Spoilt for choice for places to visit in France, we didn’t quite know which direction to head in on leaving Salbris. The day we finally left the weather was as uninspiring as it was on the day we first headed there, and this time without all the 2cvs for company.
Although ultimately heading for the South West, we headed for the Massif Central area, and the Auvergne in particular (more South East-ish of Salbris) and got to the edges of this region quite quickly. We meandered through pleasant countryside trying to ignore the fact that the van was making a knocking sound again, very similar to the one we had just paid good money and waited two days in Salbris to get fixed …
We took a detour off the main D2144 route south towards Montluçon on a smaller road down the Aumance valley. Suddenly there was a small town with ruined castle towers in front of us … it was a wow moment … there were pretty cottages along the river and a medieval archway – oh, and a campsite across the river with empty pitches by the water. We did a u-turn and headed there straightaway. After Adrian made a hasty repair to the bike rack which somehow had a close encounter with the hedge on entering our pitch, we were set to explore the town.

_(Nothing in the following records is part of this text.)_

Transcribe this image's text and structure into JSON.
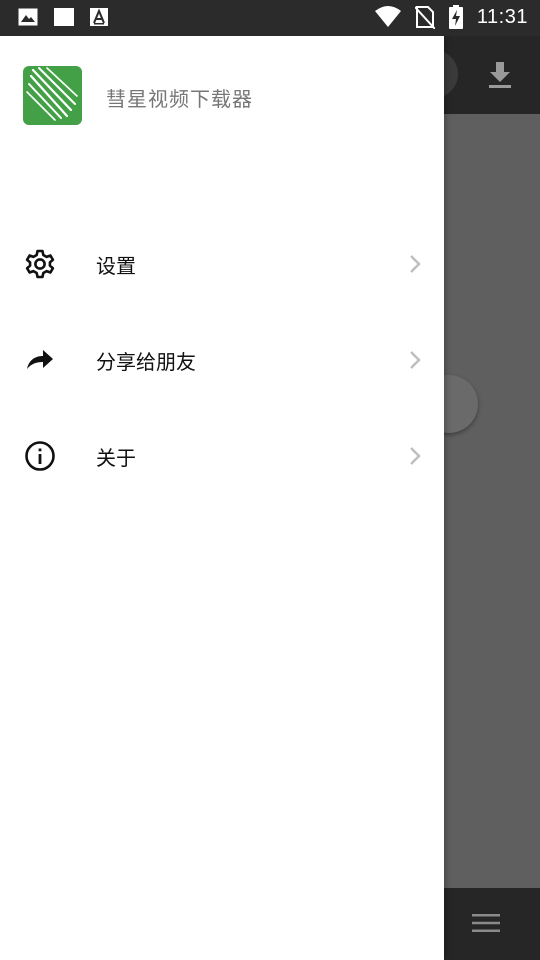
{
  "status_bar": {
    "time": "11:31",
    "icons": [
      "image-icon",
      "square-icon",
      "font-a-icon",
      "wifi-icon",
      "no-sim-icon",
      "battery-charging-icon"
    ]
  },
  "drawer": {
    "app_name": "彗星视频下载器",
    "logo_color": "#43a047",
    "items": [
      {
        "label": "设置",
        "icon": "gear-icon"
      },
      {
        "label": "分享给朋友",
        "icon": "share-icon"
      },
      {
        "label": "关于",
        "icon": "info-icon"
      }
    ]
  },
  "background": {
    "toolbar_icon": "download-icon",
    "bottom_icon": "menu-icon"
  }
}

We fell in love with this town called Hérisson. It was after walking a couple of streets and noticing lots of houses with decorative number plaques with hedgehogs on them and a couple of business were actually called hedgehog in English or had hedgehog ornaments in their window displays, that I remembered that Hérisson is French for hedgehog.
We explored the castle and climbed up to a restored chapel and wandered down most of the streets admiring the ancient houses and could almost see ourselves living somewhere just like this found quite by chance, and not in any guidebook.
The only thing that stopped us from lingering in the town called hedgehog was the promise of more elegant towns deeper into the Auvergne.
By the way The elegance of the hedgehog or L’élégance du hérisson is a wonderful book by French writer Muriel Barbery.
I agree with you about the book, and what an apt title for your blog post!